The UNC Radiology/Piedmont Health partnership goes beyond the singular goal of increasing access to breast cancer screening. To examine the pandemic-perpetuated, declining rates statewide of preventive screening cases, the team has also built an observational, longitudinal study into the initiative’s design. Through weighing Piedmont Health breast cancer screening referrals against UNC Breast Imaging’s overall, mammography case volume over time, program collaborators can evaluate systemic barriers to accessing breast cancer screening in under-served populations statewide. Data collection and analysis will enable UNC School of Medicine faculty leaders to initiate and oversee collaborative development of solutions for more equitable screening care for North Carolinians served by large hospital systems and community health networks alike.
While the U.S. continues to struggle with the highest rates of pandemic-induced morbidity and mortality worldwide, carrying out the UNC School of Medicine’s global health mission at home is clearer than ever. As the referral coordination partnership takes root, its promise of success illustrates converging patient care and community service missions at work of UNC Health, UNC School of Medicine and the University’s Carolina Next strategic plan.

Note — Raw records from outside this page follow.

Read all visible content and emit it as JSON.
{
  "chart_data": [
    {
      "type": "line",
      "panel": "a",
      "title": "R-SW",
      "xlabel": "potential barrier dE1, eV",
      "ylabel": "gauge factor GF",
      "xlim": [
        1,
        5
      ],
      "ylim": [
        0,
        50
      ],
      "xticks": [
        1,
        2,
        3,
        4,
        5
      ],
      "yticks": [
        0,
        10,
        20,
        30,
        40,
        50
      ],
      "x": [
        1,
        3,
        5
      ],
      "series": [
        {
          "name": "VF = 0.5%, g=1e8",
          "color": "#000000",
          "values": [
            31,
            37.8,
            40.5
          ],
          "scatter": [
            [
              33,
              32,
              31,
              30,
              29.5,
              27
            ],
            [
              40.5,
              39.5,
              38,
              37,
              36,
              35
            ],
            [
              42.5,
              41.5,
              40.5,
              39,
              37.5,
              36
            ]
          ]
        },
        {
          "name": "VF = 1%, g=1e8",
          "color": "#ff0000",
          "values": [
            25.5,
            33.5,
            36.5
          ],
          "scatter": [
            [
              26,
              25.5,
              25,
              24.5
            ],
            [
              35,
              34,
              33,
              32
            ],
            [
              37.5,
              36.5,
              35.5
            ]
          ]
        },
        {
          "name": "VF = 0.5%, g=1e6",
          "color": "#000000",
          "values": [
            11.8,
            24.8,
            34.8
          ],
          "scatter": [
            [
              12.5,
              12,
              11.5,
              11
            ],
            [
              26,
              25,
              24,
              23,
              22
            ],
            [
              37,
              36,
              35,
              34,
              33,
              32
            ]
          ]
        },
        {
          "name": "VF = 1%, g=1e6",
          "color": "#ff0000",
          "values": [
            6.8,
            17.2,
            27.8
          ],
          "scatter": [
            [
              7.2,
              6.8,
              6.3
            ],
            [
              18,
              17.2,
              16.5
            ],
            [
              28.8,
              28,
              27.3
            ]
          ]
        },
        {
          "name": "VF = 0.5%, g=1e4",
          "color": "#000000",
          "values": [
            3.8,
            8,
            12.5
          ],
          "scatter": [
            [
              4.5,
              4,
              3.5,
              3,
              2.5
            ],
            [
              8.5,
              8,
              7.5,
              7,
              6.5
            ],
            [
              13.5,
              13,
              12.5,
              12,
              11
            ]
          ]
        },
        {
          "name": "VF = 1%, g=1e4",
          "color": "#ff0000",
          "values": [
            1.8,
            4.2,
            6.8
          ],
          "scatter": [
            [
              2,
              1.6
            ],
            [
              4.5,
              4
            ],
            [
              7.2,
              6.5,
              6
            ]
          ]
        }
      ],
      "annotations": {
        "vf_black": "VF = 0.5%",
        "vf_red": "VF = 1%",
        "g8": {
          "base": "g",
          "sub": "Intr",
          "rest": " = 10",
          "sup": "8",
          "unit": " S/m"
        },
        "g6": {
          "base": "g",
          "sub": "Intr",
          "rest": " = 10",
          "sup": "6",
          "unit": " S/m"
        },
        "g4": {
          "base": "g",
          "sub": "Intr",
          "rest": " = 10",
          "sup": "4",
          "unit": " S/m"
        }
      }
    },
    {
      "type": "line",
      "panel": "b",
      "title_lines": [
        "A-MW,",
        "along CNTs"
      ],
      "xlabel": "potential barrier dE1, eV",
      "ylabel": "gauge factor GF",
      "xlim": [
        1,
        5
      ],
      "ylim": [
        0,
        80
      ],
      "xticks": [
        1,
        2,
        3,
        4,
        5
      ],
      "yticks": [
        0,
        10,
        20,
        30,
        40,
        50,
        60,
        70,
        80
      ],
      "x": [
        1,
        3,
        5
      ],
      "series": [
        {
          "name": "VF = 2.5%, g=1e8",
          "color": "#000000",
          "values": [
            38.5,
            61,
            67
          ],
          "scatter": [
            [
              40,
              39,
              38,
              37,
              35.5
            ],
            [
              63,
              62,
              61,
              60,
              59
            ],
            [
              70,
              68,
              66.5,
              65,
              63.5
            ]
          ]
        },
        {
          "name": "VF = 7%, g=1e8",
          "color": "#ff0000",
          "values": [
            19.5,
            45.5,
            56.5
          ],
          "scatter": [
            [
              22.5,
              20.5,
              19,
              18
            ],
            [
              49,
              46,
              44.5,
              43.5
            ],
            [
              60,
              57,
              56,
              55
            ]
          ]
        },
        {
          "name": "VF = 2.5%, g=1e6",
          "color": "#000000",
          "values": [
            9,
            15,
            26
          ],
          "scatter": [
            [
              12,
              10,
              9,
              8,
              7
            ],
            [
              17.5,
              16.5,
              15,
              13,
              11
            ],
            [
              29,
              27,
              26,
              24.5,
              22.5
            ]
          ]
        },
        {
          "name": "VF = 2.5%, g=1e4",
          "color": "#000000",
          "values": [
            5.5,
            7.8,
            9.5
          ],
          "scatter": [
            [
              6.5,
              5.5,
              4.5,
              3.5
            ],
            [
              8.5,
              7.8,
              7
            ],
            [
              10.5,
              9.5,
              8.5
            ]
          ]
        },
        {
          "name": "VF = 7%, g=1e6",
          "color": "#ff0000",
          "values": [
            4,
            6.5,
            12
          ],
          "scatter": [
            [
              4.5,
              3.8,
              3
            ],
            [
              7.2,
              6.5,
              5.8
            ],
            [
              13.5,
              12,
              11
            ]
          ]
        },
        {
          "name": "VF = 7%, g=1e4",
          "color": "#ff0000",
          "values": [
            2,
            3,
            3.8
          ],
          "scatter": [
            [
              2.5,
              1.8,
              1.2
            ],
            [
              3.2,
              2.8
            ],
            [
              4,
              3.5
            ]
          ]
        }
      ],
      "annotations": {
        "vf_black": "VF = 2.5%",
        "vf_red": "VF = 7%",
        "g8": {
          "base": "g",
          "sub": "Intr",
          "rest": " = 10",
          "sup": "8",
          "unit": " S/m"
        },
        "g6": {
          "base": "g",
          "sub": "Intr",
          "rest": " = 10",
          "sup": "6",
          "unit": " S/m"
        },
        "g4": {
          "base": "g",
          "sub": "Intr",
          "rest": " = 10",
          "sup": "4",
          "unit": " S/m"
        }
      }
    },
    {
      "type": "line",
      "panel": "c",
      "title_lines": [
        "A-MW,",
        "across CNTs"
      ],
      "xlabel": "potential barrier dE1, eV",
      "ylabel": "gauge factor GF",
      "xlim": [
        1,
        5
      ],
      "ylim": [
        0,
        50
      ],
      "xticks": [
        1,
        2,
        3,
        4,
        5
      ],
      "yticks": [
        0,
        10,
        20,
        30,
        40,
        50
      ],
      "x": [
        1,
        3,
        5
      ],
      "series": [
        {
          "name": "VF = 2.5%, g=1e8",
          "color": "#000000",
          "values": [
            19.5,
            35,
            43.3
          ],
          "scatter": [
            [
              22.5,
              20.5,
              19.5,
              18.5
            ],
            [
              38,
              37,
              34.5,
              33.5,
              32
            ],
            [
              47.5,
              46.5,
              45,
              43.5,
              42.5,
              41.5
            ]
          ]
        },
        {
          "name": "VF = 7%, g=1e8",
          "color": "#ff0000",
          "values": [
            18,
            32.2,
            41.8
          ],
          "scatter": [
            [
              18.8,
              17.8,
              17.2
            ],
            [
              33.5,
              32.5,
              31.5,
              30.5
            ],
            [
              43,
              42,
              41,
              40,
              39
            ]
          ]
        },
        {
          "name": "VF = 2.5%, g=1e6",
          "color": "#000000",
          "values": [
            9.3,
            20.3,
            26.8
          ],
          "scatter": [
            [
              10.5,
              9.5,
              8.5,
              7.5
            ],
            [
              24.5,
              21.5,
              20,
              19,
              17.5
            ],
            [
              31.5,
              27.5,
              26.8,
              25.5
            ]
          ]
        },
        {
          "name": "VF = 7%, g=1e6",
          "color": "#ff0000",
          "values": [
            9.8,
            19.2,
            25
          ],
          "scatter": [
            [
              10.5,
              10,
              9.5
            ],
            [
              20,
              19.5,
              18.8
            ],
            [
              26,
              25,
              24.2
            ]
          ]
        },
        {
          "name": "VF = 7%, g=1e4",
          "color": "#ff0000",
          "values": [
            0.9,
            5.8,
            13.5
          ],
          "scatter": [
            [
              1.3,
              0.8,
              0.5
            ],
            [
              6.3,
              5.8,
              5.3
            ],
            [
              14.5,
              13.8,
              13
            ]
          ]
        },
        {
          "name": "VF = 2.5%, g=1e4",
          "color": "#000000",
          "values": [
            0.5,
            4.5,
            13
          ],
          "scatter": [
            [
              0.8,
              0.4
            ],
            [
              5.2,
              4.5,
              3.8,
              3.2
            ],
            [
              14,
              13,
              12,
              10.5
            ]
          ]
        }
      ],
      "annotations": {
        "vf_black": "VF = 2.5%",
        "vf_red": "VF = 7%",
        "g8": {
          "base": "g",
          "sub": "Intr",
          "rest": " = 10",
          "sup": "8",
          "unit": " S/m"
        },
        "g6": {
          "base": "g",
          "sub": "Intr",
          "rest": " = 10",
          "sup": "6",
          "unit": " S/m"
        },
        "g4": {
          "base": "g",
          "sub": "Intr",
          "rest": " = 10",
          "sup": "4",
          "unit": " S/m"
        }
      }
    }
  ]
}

Looking ahead, UNC Radiology will apply its successful community health-partnering model to other areas where care access needs improvement. Examples include: 1) ensuring at-risk pediatric North Carolinians have access to interventional radiology services; and 2) creating interventions with community partners to increase access to lung cancer screening for vulnerable populations. UNC Global Radiology will evaluate how its successes in optimizing access to education, equipment, and infrastructure worldwide can be duplicated by UNC Health and UNC School of Medicine leadership across North Carolina in low-resource areas.
Mrs. Culp concluded: “Our experiences teach us that relationships are the most important part of health equity initiatives. Real, authentic collaboration with community partners and local stakeholders is key for sustainable progress. With this framework, we seek to understand barriers to care and to create solutions that remove those barriers. Real change takes time and effort, and we are committed longitudinally to initiatives that increase access for all populations. Every patient – every person – deserves high-quality care.”